Please be aware that publication will include publishing individual’s names, and any personal references which are contained in the submission. This information will be on the internet and will be searchable. However, contact details will be removed. Should you consider part or all of your submission to be private and confidential, please contact us immediately.
Alternatively, the Committee may choose to make the written submissions available through the Parliamentary Archives. Material already published elsewhere, which is simply sent to the Committee for information (referred to by the Committee as ‘background papers’), will not normally be reprinted by the Committee.
I will ensure that you receive the press notices giving details of the inquiry’s progress, and a copy of the report and evidence once it is published.
If you have any queries please do not hesitate to contact me.

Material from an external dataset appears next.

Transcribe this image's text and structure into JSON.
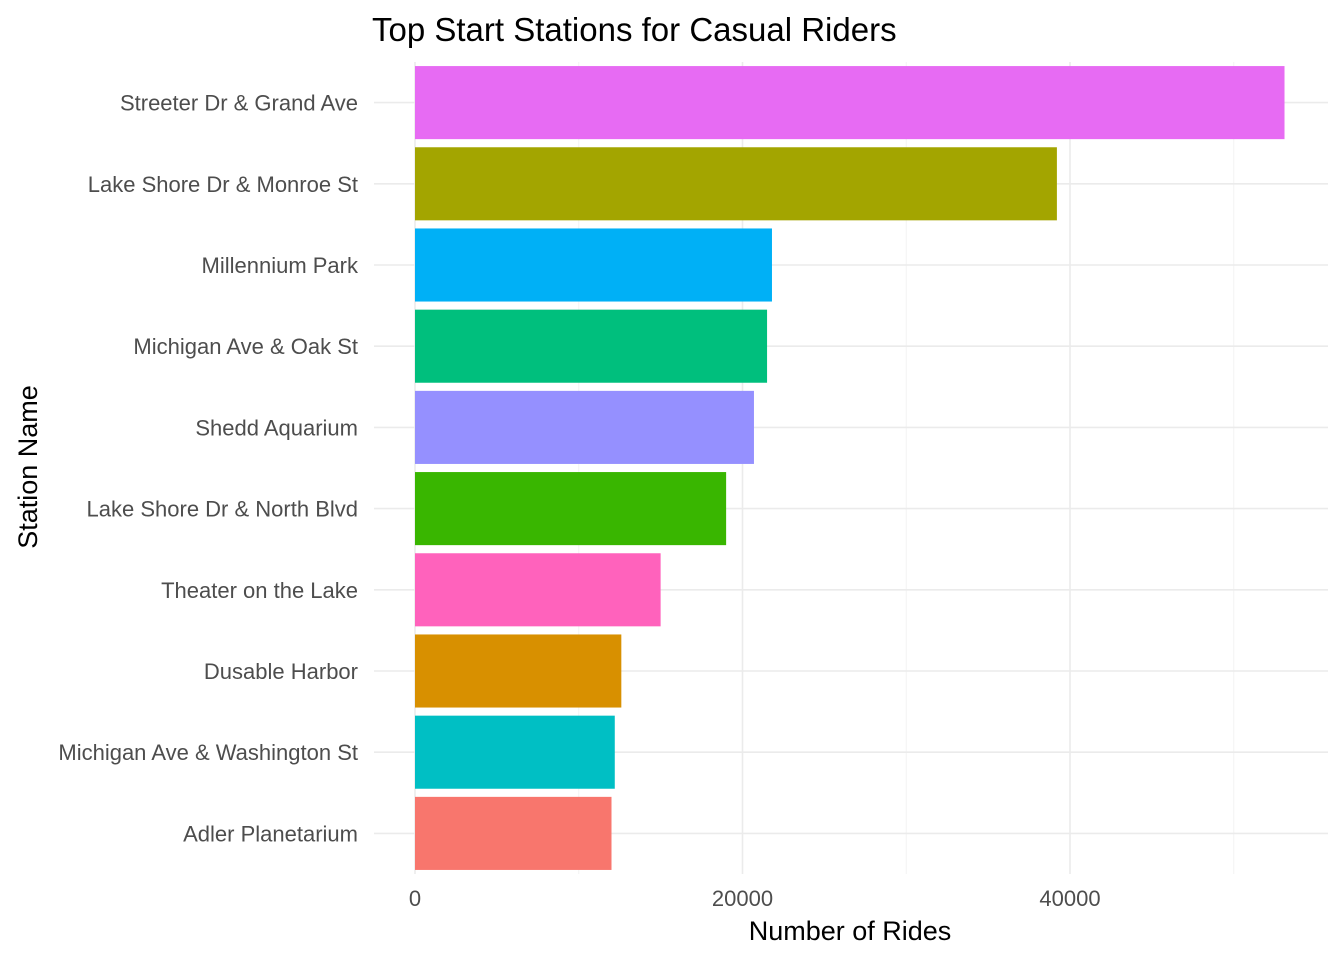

I was totally gobsmacked. According to the Select Committee Assistant, simply by the act of sending an email to the Select Committee I automatically and irrevocably agree to assign my copyright to the Select Committee, such that they can prevent me from reusing my own work elsewhere.
That can’t be right.
Nowhere on the page where the Enquiry asked for evidence did they say that this was the case. Nowhere in the Copyright section on the website does it say this is the case. I submitted my proposal via email, so I can’t have been caught by what Dr Ben Goldace calls Bogus Agreements in a web form that I inadvertently accepted.
I don’t believe anyone should have the right to retrospectively declare that they own my copyright. I’ve written to the Select Committee to confirm if that’s what they really mean.
But what do you think? Is my interpretation right?